Pertemuan Modi-Trump soroti sentimen anti-Muslim dalam kebijakan kedua negara

Menanggapi pertemuan antara Presiden Amerika Serikat Donald Trump dengan Perdana Menteri India Narendra Modi, Amnesty International India dan Amnesty International Amerika menyatakan sikap bersama:

“Sentimen anti-Muslim telah meresap dalam kebijakan kedua negara. Selama puluhan tahun, hubungan Amerika-India dilandasi semangat saling berbagi tentang nilai-nilai hak asasi manusia. Namun, nilai-nilai tersebut kini berubah menjadi nilai diskriminasi, kefanatikan dan permusuhan terhadap para pengungsi dan pencari suaka,” kata Direktur Eksekutif Amnesty International Amerika, Margaret Huang.

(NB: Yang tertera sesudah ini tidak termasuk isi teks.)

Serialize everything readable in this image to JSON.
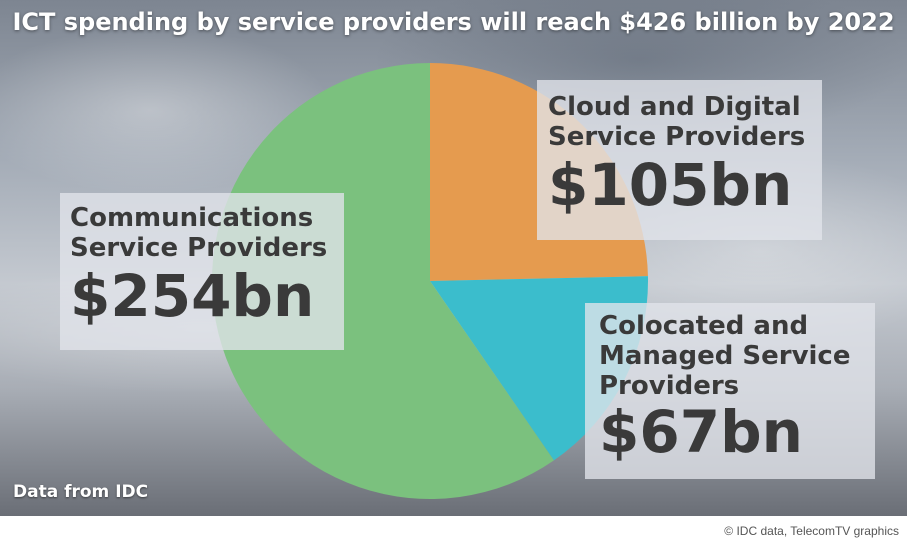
{
  "chart_data": {
    "type": "pie",
    "title": "ICT spending by service providers will reach $426 billion by 2022",
    "categories": [
      "Communications Service Providers",
      "Cloud and Digital Service Providers",
      "Colocated and Managed Service Providers"
    ],
    "values": [
      254,
      105,
      67
    ],
    "value_labels": [
      "$254bn",
      "$105bn",
      "$67bn"
    ],
    "colors": [
      "#7bc17e",
      "#e59b4f",
      "#3bbdcc"
    ],
    "unit": "bn",
    "legend": "none"
  },
  "labels": {
    "csp_line1": "Communications",
    "csp_line2": "Service Providers",
    "cloud_line1": "Cloud and Digital",
    "cloud_line2": "Service Providers",
    "coloc_line1": "Colocated and",
    "coloc_line2": "Managed Service",
    "coloc_line3": "Providers"
  },
  "footer": {
    "source": "Data from IDC",
    "credit": "© IDC data, TelecomTV graphics"
  }
}
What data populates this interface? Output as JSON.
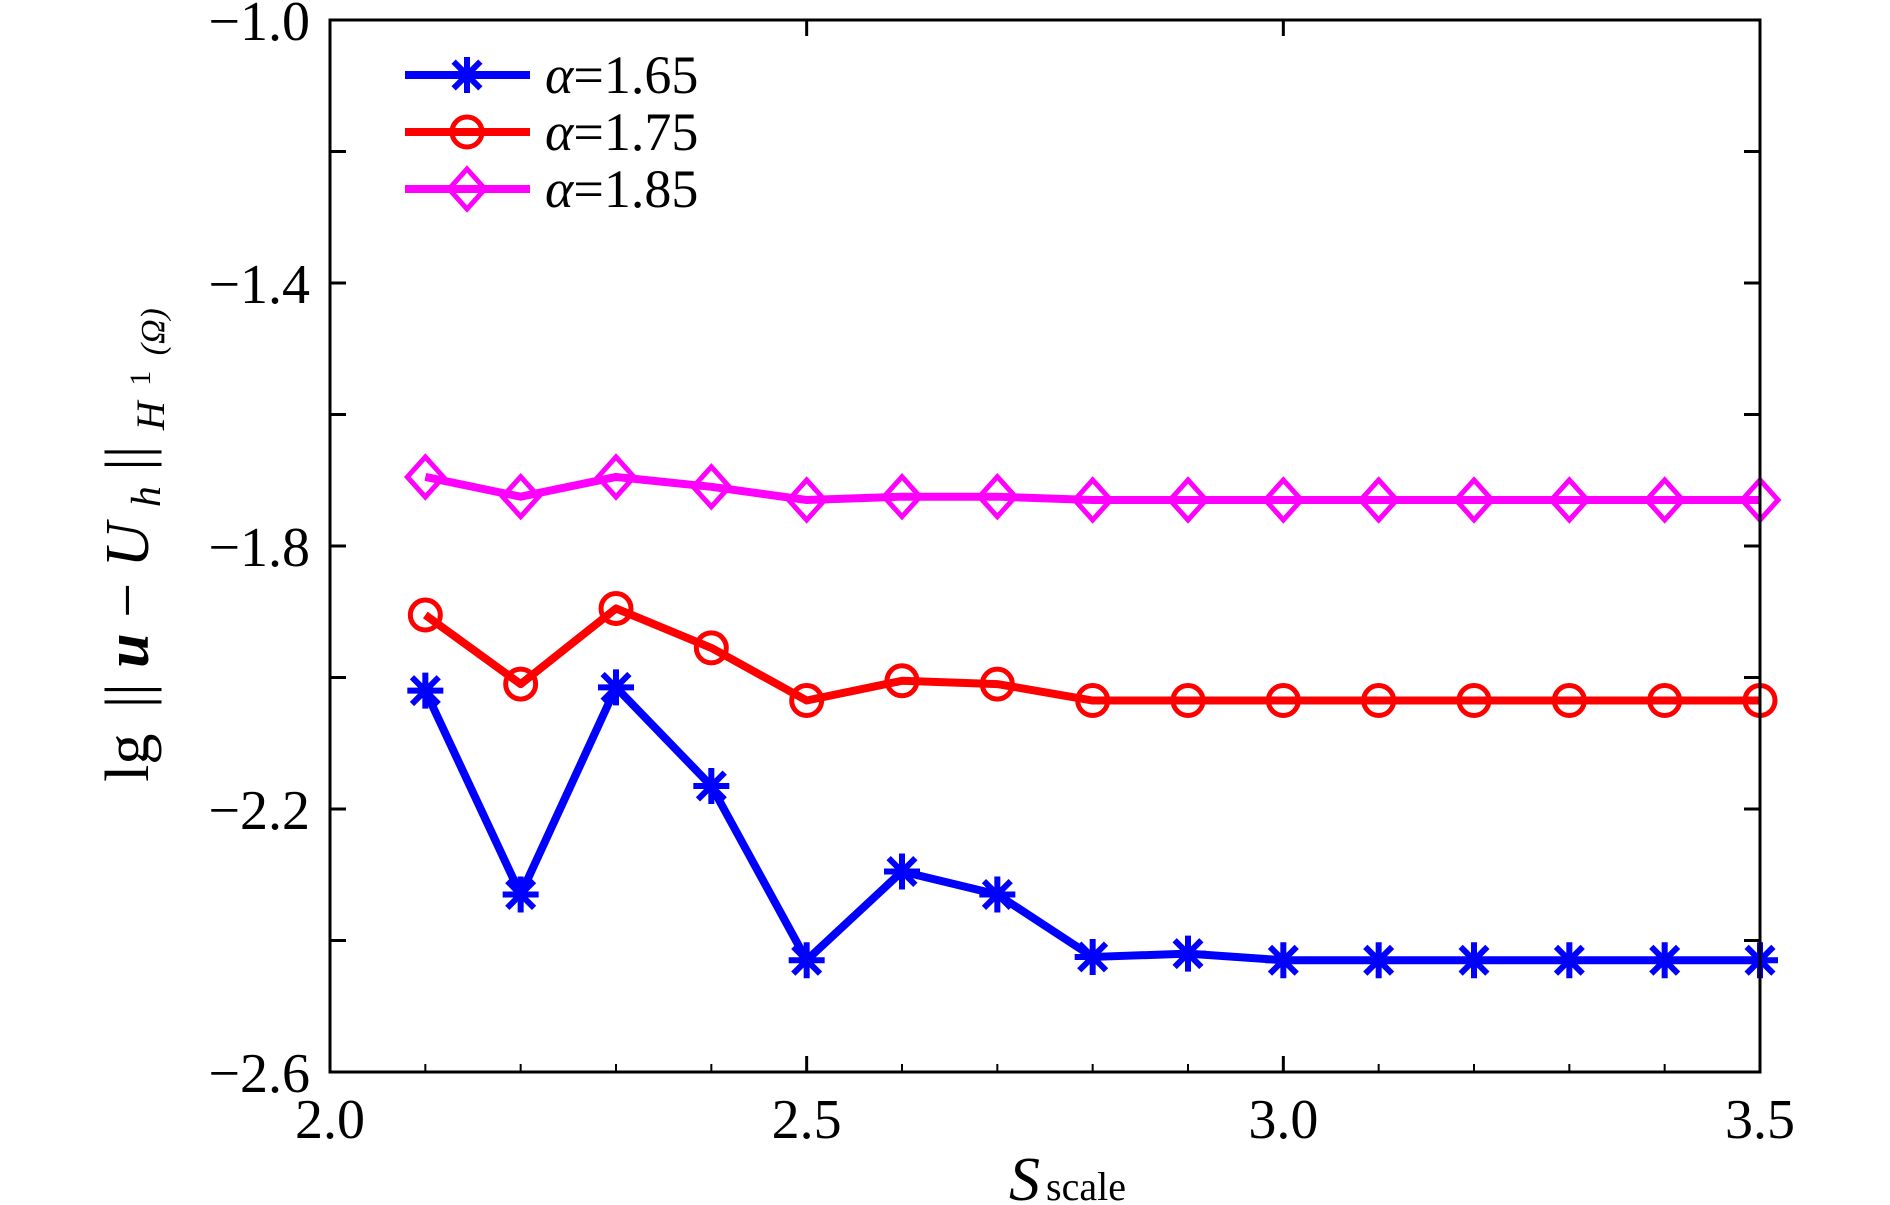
{
  "chart_data": {
    "type": "line",
    "x": [
      2.1,
      2.2,
      2.3,
      2.4,
      2.5,
      2.6,
      2.7,
      2.8,
      2.9,
      3.0,
      3.1,
      3.2,
      3.3,
      3.4,
      3.5
    ],
    "series": [
      {
        "name": "α=1.65",
        "color": "#0000ff",
        "marker": "star",
        "values": [
          -2.02,
          -2.33,
          -2.015,
          -2.165,
          -2.43,
          -2.295,
          -2.33,
          -2.425,
          -2.42,
          -2.43,
          -2.43,
          -2.43,
          -2.43,
          -2.43,
          -2.43
        ]
      },
      {
        "name": "α=1.75",
        "color": "#ff0000",
        "marker": "circle",
        "values": [
          -1.905,
          -2.01,
          -1.895,
          -1.955,
          -2.035,
          -2.005,
          -2.01,
          -2.035,
          -2.035,
          -2.035,
          -2.035,
          -2.035,
          -2.035,
          -2.035,
          -2.035
        ]
      },
      {
        "name": "α=1.85",
        "color": "#ff00ff",
        "marker": "diamond",
        "values": [
          -1.695,
          -1.725,
          -1.695,
          -1.71,
          -1.73,
          -1.725,
          -1.725,
          -1.73,
          -1.73,
          -1.73,
          -1.73,
          -1.73,
          -1.73,
          -1.73,
          -1.73
        ]
      }
    ],
    "xlim": [
      2.0,
      3.5
    ],
    "ylim": [
      -2.6,
      -1.0
    ],
    "xticks": [
      "2.0",
      "2.5",
      "3.0",
      "3.5"
    ],
    "yticks": [
      "−2.6",
      "−2.2",
      "−1.8",
      "−1.4",
      "−1.0"
    ],
    "xlabel": {
      "main": "S",
      "sub": "scale"
    },
    "ylabel": {
      "prefix": "lg",
      "norm_open": "||",
      "u": "u",
      "minus": "−",
      "U": "U",
      "h": "h",
      "norm_close": "||",
      "sub_H": "H",
      "sup_1": "1",
      "sub_omega": "(Ω)"
    },
    "legend_position": "top-left",
    "grid": false
  }
}
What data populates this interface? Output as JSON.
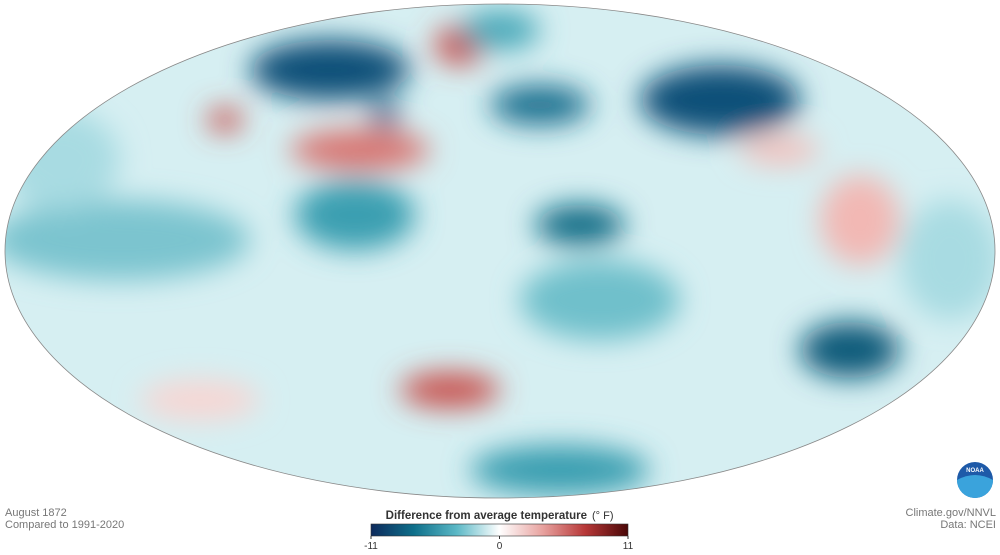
{
  "map": {
    "date": "August 1872",
    "baseline": "Compared to 1991-2020",
    "credit": "Climate.gov/NNVL",
    "source": "Data: NCEI",
    "logo": "NOAA"
  },
  "legend": {
    "title": "Difference from average temperature",
    "unit": "(° F)",
    "lim": [
      -11,
      11
    ],
    "ticks": [
      -11,
      0,
      11
    ],
    "colors": [
      "#0d2a5c",
      "#0e6f8a",
      "#5bb8c6",
      "#ffffff",
      "#e8a3a0",
      "#b73838",
      "#4a0707"
    ]
  }
}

“Pemblokiran internet yang terjadi di Kashmir yang telah berlangsung selama berbulan-bulan, diberlakukannya Amandemen UU Kewarganegaraan dan tindakan pembubaran terhadap aksi-aksi protes menunjukkan kepemimpinan yang kurang empati dan tidak adanya kemauan untuk melibatkan masyarakat. Kami mendorong Presiden Trump dan Perdana Menteri Modi untuk bekerja sama dengan komunitas international dan menaruh perhatian terhadap masalah ini dalam pertemuan bilateral mereka,” kata Direktur Eksekutif Amnesty International India, Avinash Kumar.

Latar belakang

Amandemen UU Kewarganegaraan (CAA) 2019 memperluas kategori kewarganegaraan India hanya untuk Hindu, Sikh, Parsis, Kristen, Budha, dan Jain dari Afghanistan, Bangladesh dan Pakistan, serta India. Aturan tersebut melegitimasi tindakan diskriminasi berdasarkan agama yang dianut. Selain dapat memecah belah, amandemen tersebut juga merugikan kelompok minoritas, terutama Muslim. Dalam Daftar Warga Nasional dan Daftar Populasi Nasional, status kewarganegaraan kelompok minoritas itu menjadi tidak pasti dan bisa berujung pada penahanan dan tidak berkewarganegaraan (stateless). Komisi Kebebasan Beragama Amerika Serikat (The U.S. Commission on International Religious Freedom) dan beberapa senator juga telah mengambil perhatian serius terkait amandemen ini.

Ribuan orang, termasuk mahasiswa, telah melakukan aksi-aksi protes turun ke jalan untuk menolak amandemen UU Kewarganegaraan. Namun pihak kepolisian merespon aksi tersebut dengan tindakan keras sampai menyebabkan 30 orang meninggal dunia, termasuk anak usia 8 tahun. Ribuan orang yang terlibat aksi protes ditangkap dan dijerat aturan hukum represif.

Dengan penutupan internet yang merajalela dan tidak terkendali, India menjadi negara dengan tingkat pembungkaman tertinggi. Perintah-perintah seperti “identifikasi mereka dari pakaian yang dikenakan” atau “tembak para pengkhianat” yang diucapkan oleh Perdana Menteri Modi dan para pendukung partainya telah memicu narasi ketakutan dan perpecahan yang akan menyebabkan tindakan kekerasan.

Lebih dari 6 bulan setelah penghapusan Pasal 370 Konstitusi India yang menjamin otonomi bagi Jammu dan Kashmir, layanan internet hanya tersedia di beberapa bagian negara dan pemimpin-pemimpin politik ditahan dan dijerat dengan UU Keamanan Publik yang represif.

Perluasan pelarangan terhadap Muslim oleh Presiden Trump, yang akan memengaruhi Nigeria, Eritrea, Myanmar, Kirgistan, Sudan, dan Tanzania, berlaku sejak 21 Februari. Para peneliti Amnesty International Amerika melakukan perjalanan ke Lebanon dan Yordania untuk melakukan hampir 50 wawancara dengan para pengungsi yang, akibat dari aturan pelarangan sebelumnya, telah terdampar di negara-negara di mana mereka menghadapi kesulitan, seperti kebijakan yang membatasi, lingkungan yang tidak bersahabat, dan tidak memiliki hak yang sama dengan penduduk tetap negara tersebut.

Amnesty International Amerika menentang larangan Muslim tersebut sejak awal dan mendorong Kongres untuk membatalkan aturan tersebut melalui pengesahan undang-undang NO BAN (H.R. 2214 / S. 1123), yang memiliki dukungan kuat di kedua kubu Kongres.